120 Battements par Minute de Robin Campillo. — Céline Nieszawer

Depuis ce dimanche matin 9h, le jury de Pedro Almodóvar s’est retranché au calme dans les hauteurs de Cannes, et nous avons imaginé ce que pourrait être son palmarès, en fonction de son souhait exprimé en conférence de presse au début du Festival, à savoir récompenser « des œuvres aussi puissantes qu’Apocalypse Now, La Dolce Vita et Viridiana ».

Le Festival 2017 n’avait peut-être pas des films d’une puissance comparable en rayon, mais quand même quelques perles qui pourraient faire l’affaire. Les voici :

« 120 Battements par minute », favori pour la Palme d’or

Sur le combat d’Act-Up Paris en 1990 alors que l’épidémie de sida faisait rage, voici un film fort, juste et touchant sans être jamais larmoyant, ambitieux dans sa reconstitution et courageux dans ce qu’il raconte d’une homophobie qui résonne encore aujourd’hui. On y retrouve aussi l’énergie d’Entre les murs, Palme d’or 2008 de Laurent Cantet dont Robin Campillo est le scénariste et le monteur.

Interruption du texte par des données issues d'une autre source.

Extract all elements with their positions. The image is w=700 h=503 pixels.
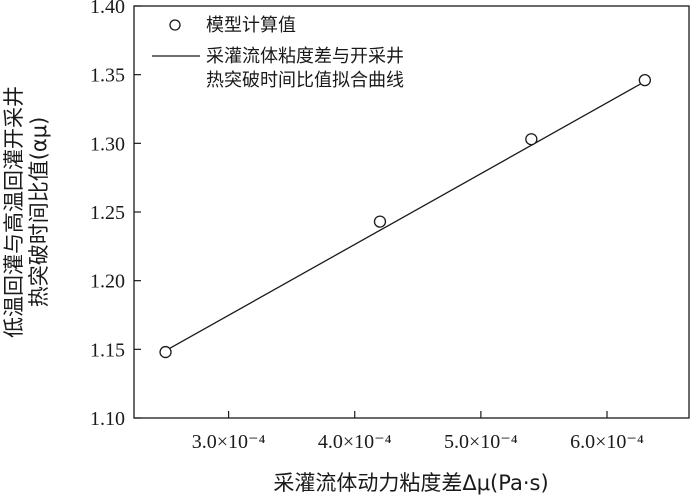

Outsiders pour la Palme d’or : Faute d’Amour d’Andrey Zvyagintsev, sur la disparition d’un enfant dans la Russie d’aujourd’hui, le film préféré de 20 Minutes, pour la rigueur implacable de sa mise en scène et de son récit. Vers la lumière de Naomi Kawase, peut aussi l’emporter car c’est le seul film résolument optimiste de cette sélection. On y voit la naissance d’un sentiment entre une rédactrice de textes en audiodescription, jeune et un peu naïve, et un grand photographe qui perd la vue. Par ailleurs, certains disent avoir vu Pedro Almodóvar applaudir à tout rompre à la fin du drame familial Mise à mort d’un cerf sacré, de Yorgos Lanthimos.

Mais si le jury se montre d’humeur taquine, il récompensera plutôt Le Jour d’après de Hong Sangsoo, un marivaudage léger, rythmé et malin, qui s’apprécie aussi facilement qu’on descend un verre de soju, l’alcool en vogue en Corée.

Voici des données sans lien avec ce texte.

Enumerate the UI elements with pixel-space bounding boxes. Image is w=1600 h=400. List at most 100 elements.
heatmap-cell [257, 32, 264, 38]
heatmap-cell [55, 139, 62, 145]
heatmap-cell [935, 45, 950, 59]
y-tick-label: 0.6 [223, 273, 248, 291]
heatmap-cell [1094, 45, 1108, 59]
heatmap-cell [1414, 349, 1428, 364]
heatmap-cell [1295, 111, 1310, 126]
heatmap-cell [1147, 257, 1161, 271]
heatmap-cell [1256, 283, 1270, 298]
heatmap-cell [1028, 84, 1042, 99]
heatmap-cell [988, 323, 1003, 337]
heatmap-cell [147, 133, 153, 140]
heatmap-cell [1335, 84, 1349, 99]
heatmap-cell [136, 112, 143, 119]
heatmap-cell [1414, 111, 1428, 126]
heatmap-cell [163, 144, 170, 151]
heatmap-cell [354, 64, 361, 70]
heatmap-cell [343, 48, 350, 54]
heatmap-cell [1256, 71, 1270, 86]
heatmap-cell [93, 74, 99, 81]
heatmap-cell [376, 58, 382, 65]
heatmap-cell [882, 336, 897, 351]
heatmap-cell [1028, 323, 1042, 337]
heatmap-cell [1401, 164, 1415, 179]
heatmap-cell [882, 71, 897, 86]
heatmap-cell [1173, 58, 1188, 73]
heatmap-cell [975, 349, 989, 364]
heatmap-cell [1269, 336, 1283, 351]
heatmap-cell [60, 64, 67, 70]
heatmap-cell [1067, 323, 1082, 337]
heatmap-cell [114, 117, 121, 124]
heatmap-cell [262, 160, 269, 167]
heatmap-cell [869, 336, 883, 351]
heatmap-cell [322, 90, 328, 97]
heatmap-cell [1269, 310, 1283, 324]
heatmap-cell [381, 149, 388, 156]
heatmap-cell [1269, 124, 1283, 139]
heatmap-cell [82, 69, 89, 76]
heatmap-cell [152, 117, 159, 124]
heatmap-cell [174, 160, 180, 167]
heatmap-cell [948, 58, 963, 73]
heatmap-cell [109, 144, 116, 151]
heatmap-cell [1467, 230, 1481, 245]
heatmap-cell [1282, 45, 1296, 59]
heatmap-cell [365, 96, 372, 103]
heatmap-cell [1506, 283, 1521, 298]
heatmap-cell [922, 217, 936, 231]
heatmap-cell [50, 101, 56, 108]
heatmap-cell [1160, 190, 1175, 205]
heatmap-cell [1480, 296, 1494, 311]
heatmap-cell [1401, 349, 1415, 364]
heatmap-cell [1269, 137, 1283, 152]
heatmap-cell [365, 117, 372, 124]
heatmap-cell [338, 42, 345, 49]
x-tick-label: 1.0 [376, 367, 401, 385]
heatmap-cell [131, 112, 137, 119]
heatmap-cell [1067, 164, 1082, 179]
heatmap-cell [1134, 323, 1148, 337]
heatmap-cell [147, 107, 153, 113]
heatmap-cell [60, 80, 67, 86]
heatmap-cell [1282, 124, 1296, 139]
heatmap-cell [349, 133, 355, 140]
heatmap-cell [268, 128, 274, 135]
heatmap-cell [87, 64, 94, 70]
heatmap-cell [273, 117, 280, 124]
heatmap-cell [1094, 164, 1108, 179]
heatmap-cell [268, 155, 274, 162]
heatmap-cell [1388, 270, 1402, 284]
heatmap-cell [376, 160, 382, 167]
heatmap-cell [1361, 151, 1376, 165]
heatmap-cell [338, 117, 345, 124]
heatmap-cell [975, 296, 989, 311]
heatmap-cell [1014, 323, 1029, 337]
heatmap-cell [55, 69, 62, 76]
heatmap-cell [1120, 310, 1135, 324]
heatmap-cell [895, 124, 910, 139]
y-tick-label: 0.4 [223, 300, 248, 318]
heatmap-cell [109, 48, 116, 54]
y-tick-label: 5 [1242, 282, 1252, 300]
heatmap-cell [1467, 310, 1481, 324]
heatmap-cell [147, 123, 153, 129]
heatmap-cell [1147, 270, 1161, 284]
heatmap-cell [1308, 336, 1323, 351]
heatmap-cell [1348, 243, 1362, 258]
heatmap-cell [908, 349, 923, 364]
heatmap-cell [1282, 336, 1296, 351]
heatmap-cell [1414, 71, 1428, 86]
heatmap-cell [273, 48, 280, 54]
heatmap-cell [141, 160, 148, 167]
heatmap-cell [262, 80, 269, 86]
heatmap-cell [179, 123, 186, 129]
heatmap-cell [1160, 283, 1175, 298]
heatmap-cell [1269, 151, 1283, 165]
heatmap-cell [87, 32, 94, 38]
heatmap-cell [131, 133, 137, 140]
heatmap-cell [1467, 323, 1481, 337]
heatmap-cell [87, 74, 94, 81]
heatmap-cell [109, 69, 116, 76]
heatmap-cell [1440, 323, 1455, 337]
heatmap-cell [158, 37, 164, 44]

Diane Kruger, favorite au prix d’interprétation féminine

Diane Kruger dans In the fade de Fatih Akin
Diane Kruger dans In the fade de Fatih Akin - Pathé distribution

 

L’actrice allemande déploie un jeu tout en finesse pour se rendre crédible en mère courage confrontée à des choix impossibles après l’attentat raciste qui a décimé sa famille, dans In The Fade de Fatih Akin. Outsiders pour le prix : Nicole Kidman, autre mère de famille confrontée à un dilemme terrible dans Mise à mort du cerf sacré de Yorgos Lanthimos. Ou Vasilina Makovtseva dans Une femme douce de l’Ukrainien Sergei Loznitsa, en jeune épouse en quête de son détenu de mari et qui subit 2h23 de violence et d’humiliation dans une Russie fantasmée.

Joaquin Phoenix, favori au prix d’interprétation masculine

Joaquin Phoenix dans You were never really here de Lynne Ramsay
Joaquin Phoenix dans You were never really here de Lynne Ramsay - SND

 

C’est peu dire que l’acteur américain dépote en tueur impulsif et obstiné, méconnaissable avec sa barbe et son embonpoint, dans You Were Never Really Here de Lynne Ramsay. Ses concurrents directs : Vincent Lindon, tout aussi barbu dans Rodin de Jacques Doillon, et Robert Pattinson, à peine mieux rasé dans Good Time des frères Safdie.